= Arjin (Irgen Gioro) =

Arjin (died 1658) was a Manchu military commander of the Irgen Gioro clan of the Plain Blue Banner (Also known as Muki Gioro due to the fact that his family had resided for generations at Muki (Manchu: ). His father, Cimata, gained prominence after following his elder brother Altasi in joining Nurhaci's military campaign during the early rise of the Jianzhou Jurchen state. Together they brought the population of the "Seven Villages" (七村人口) under Nurhaci's authority and were subsequently entrusted with important responsibilities.

== Biography ==
Arjin accompanied Hong Taiji on a number of military campaigns and took part in battles at Yongping, Luanzhou, and Qian'an. He also distinguished himself during the campaigns against the Chahar Mongols. During the Qing invasion of Joseon in 1636, when Qing forces besieged King Injo at Namhansanseong, Arjin commanded an elite Manchu force in pursuit of Joseon troops. He defeated a Joseon reinforcement army that had been assigned to break the siege.

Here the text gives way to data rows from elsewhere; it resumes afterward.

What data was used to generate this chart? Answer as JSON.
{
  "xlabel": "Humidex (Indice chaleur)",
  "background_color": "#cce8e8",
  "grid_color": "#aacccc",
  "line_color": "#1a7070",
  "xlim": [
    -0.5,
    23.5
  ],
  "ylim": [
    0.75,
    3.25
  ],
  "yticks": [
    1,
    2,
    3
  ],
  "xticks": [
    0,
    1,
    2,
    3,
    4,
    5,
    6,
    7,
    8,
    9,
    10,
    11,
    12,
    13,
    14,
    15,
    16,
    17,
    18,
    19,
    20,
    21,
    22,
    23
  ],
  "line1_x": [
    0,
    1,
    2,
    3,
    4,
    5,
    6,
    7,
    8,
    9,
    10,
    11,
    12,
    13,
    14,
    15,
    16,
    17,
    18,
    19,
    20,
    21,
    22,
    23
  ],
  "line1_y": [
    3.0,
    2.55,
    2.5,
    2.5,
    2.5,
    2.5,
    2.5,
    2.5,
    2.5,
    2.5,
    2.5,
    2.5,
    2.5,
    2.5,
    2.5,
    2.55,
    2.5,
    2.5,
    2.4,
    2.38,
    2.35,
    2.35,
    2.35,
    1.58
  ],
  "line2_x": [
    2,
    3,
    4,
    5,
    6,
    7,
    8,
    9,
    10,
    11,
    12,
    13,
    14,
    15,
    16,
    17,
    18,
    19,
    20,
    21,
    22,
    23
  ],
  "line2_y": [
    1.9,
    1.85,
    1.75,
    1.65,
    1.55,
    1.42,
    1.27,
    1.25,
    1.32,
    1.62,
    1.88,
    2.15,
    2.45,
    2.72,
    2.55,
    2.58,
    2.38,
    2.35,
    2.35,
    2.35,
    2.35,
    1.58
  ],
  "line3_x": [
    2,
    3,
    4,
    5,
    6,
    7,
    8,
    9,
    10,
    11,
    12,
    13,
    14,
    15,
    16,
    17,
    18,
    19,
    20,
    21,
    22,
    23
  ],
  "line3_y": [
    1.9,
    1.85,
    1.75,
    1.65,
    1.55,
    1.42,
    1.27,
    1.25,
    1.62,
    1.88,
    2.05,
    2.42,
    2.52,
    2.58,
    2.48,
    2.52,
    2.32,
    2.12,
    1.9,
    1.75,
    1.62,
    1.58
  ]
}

After the Qing armies entered China proper in 1644, Arjin participated in the Battle of Shanhai Pass and contributed to the defeat of the forces of Li Zicheng. During the following decade, he commanded major Qing forces in campaigns across China, pursuing and suppressing the forces of Li Zicheng, Zhang Xianzhong, and the remaining loyalists of the Southern Ming. In 1651, Arjin was promoted to the hereditary title of First-Class Viscount. In 1655, he was appointed General-in-Chief of Pacifying the South and Suppressing Bandits (寧南靖寇大將軍) and led Qing forces into Hubei. Arjin died of illness in 1658. He received the posthumous name Duanguo (端果, Upright and Resolute). His son Jisi inherited his title.

His older cousin Asan was one of the Sixteen Grand Ministers(十六大臣) and also held the hereditary title of First-Class Viscount.